Une procédure et des recommandations qui ont soulevé rejet, appréhensions et critiques, y compris de parties qui ont accepté de participer à ce comité consultatif. C'est le cas de la Ligue de défense des droits de l'Homme qui par la voix de son président, Béchir Laabidi, a dénoncé la méthodologie de l'initiative et l'absence de plusieurs organisations dont celles de jeunes et estudiantines tout en rejetant une présence pour entériner un projet déjà établi. Idem pour Zouhaïer Maghzaoui, secrétaire général du parti Achaâb (le peuple) qui a déclaré avoir adressé les mêmes propos au président de la République qu'il soutient, en lui ajoutant que son parti n'est pas pour la démocratie horizontale, ni pour un dialogue dont les résultats sont décidés d'avance, encore moins pour l'exclusion des partis qui ne sont pas impliqués dans des affaires de corruption.
Pour Brahim Bouderbala, le bâtonnier des avocats, désigné président de la commission socio-économique, il devra tempérer son ardeur, étant face à la fronde d'une grande partie du barreau qui lui rappelle que, selon les statuts, il a été élu pour se consacrer exclusivement aux affaires du secteur et que de ce fait, il est tenu de se désister.

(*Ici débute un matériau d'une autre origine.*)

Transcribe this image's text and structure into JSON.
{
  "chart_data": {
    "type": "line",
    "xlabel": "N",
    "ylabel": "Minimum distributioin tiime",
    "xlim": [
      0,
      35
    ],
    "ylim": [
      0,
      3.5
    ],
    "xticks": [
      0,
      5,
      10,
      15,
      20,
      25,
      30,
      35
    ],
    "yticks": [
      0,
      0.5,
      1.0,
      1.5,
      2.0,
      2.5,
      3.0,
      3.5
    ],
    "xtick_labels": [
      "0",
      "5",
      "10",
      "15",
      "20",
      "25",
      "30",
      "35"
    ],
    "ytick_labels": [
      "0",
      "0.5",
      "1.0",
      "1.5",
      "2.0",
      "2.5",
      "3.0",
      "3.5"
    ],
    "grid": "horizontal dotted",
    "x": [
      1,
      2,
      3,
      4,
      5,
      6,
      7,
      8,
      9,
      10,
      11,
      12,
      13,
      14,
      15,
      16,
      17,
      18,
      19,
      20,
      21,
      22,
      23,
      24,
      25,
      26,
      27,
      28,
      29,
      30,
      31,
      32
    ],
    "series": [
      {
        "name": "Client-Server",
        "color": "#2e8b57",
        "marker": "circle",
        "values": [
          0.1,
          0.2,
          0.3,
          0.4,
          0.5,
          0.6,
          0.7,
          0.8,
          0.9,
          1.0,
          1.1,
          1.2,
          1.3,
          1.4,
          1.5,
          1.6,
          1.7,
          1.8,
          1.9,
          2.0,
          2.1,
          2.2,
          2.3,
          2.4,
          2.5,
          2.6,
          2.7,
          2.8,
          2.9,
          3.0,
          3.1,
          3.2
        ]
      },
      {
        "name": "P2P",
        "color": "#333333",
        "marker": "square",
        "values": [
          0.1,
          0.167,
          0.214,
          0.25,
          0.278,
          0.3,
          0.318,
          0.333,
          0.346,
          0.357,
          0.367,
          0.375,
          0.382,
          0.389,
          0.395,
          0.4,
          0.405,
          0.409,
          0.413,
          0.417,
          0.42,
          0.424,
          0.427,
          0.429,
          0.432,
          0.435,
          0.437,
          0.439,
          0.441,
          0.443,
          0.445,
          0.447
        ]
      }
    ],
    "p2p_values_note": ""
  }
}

Mais les revers les plus cinglants sont venus de l'UGTT dont le secrétaire général, Noureddine Taboubi, a annoncé que la Centrale syndicale ne participera pas à ce Comité et qu'elle réserve, le temps venu, sa position quant au référendum et aux législatives. Sami Tahri, le porte-parole du Syndicat a été plus explicite en déclarant que le décret 30 du 20 mai n'a pas émané d'une consultation et qu'il ne reflète pas les aspirations du peuple tunisien.
Quant aux doyens des facultés de droit, désignés par Saïed pour composer la commission juridique, ils ont rendu public un communiqué où ils déclinent l'invitation, expliquant que leur mission académique et scientifique ne leur permettait pas de s'impliquer dans la politique.
Il est ainsi clair que ce que nous évoquions plus haut des propos du Pr. Wahid Ferchichi sur le vrai projet de Saïed, avec ses exclusions et sa finalité jamais ouvertement déclarée, n'est plus un secret pour personne et que ceux par qui il veut lui donner de la légitimité, n'en veulent pas, dans leur majorité. Quelle riposte préparera-t-il ? Tentera-t-il le passage en Force ? Car franchement, nous ne le voyons pas faire marche arrière, en se voyant si près de son but et après ce qu'il a fait et défié ces dix derniers mois.